- Born: Jane Mullins 30 July 1937 (age 88) Birmingham, United Kingdom
- Occupation: Magazine Publisher
- Years active: 1965 - 2020
- Known for: Associated Media Publishing
- Notable work: Fair Lady Cosmopolitan Femina

= Jane Raphaely =

British-born South African journalist and editor

Jane Raphaely (born 30 July 1937) is a British-born South African journalist, editor and a women's magazine publisher. She is best known for editing Fair Lady and was at one time the co-founder of Associated Media Publishing, publisher of Cosmopolitan (South Africa), Femina and O in the South African market.

==Birth==
She was born Jane P Mullins to father William Peter Mullins, an Irish welder, and a Jewish mother, Phyllis Louise Rother in Birmingham, England and grew up in Stockport, close to Manchester.

==Education==
She attended the London School of Economics and graduated with a Bachelor of Science degree in sociology and economics. Having obtained a Rotary Foundation fellowship, she travelled to the United States in 1957 and attended Columbia University for graduate studies.

==Career==
Her career in journalism started as a personal assistant to the editor of the Bolton Evening News where she also wrote the book reviews. In 1960, she emigrated to Cape Town and started work for Dick Barfield in public relations and advertising at Van Zyl and Robinson. At the same time, she wrote a shopping column at the Cape Times for the women's page. In 1965, Nationale Pers wanted to publish an English woman's magazine, to be called Fair Lady and was interviewed for the position of editor. She held the editorship from that year until 1970 and then resumed it from 1973 until 1983.
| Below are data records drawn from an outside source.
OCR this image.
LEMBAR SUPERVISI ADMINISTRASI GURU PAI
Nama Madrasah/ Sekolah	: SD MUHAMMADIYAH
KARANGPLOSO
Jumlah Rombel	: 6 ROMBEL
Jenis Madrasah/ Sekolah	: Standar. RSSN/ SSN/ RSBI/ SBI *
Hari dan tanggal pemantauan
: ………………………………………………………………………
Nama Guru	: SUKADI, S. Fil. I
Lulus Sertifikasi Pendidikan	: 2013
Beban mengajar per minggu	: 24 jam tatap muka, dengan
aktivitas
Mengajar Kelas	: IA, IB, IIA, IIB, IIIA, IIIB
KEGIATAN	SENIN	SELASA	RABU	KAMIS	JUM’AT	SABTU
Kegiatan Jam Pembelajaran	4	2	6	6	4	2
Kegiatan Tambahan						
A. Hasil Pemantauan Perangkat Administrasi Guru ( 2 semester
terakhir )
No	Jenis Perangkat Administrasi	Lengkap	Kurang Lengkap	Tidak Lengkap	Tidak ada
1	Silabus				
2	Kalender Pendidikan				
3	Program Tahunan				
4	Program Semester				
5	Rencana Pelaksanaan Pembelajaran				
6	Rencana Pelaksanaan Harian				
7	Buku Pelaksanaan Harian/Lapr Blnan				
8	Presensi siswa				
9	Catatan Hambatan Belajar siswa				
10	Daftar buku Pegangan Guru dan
In 1983 Jane Raphaely & Associates was founded by Raphaely, Michael Raphaely and Volker Kuhnel. In 1984, following her company's founding, she obtained a license to publish a South African version of Cosmopolitan in association with Nasionale Pers.

In a November 1987 interview with Jani Allan for the Sunday Times, Raphaely revealed that she was set to become editor-in-chief of Femina, and spoke about managing the magazine at the same time as Cosmopolitan: "I would say I’m completely involved – but not partisan. After 12 years of feminism women have still not earned the right to be diverse. They seem to be perceived as homogeneity whereas, in fact, they differ. That’s why their magazines must differ."

In 1988, Associated Media Publishing (AMP) was formed. She took over ownership of Femina in 1988 and change its format while also introducing new magazines such as House and Leisure, Baby and Me and Brides and Homes.

In 2002, Raphaely obtained the first foreign license from Hearst Magazines and Harpo Productions to produce Oprah Winfrey's O, The Oprah Magazine in South Africa. At least seventy per cent of the magazine included the American version and with copy approval maintained by the parent companies. In 2003, her company, Associated Media Publishing (AMP), obtained a license to publish Marie Claire in partnership with Groupe Marie Claire in South Africa. The agreement lasted until December 2018 after publishing 180 issues.

Other magazines produced by the group included Good Housekeeping and Women on Wheels. Her company began publishing Good Housekeeping with Hearst Magazines in South Africa in 2011 and its Afrikaans version, Goeie Huishouding.

2010 saw her daughter Julia take over as CEO of her company while she remained as its chairman. In 2014, Oprah's O Magazine publication in South Africa was ended by her company.

In April 2020, Associated Media, CEO Julia Raphaely announced that the company founded by her mother would cease trading. She said the cause of its closure was the effects of the COVID-19 lockdown in South Africa that had closed printing and distribution channels, halted advertising spend and that event hosting was impossible.

==Personal life==
Jane appeared on the original version of Name That Tune in 1959. In her autobiography, Jane references the show, saying she had "fall[en] into appearing on a TV show in America."

Jane married Michael David Raphaely in Birmingham on 24 September 1961. They had one son and three daughters. Jane is Jewish.

==Honours==
In 2000, Raphaely was honoured with a Print Media SA Fellowship Award by Print Media South Africa (PMSA). Other honours awarded to her include Business Woman of the Year, Media Innovator of the Year and Star Woman of Our Time, all in 1986 and the first Women in The Media lifetime achiever award of 2003.

==Bibliography==
- Raphaely, Jane (2012). "Jane Raphaely unedited."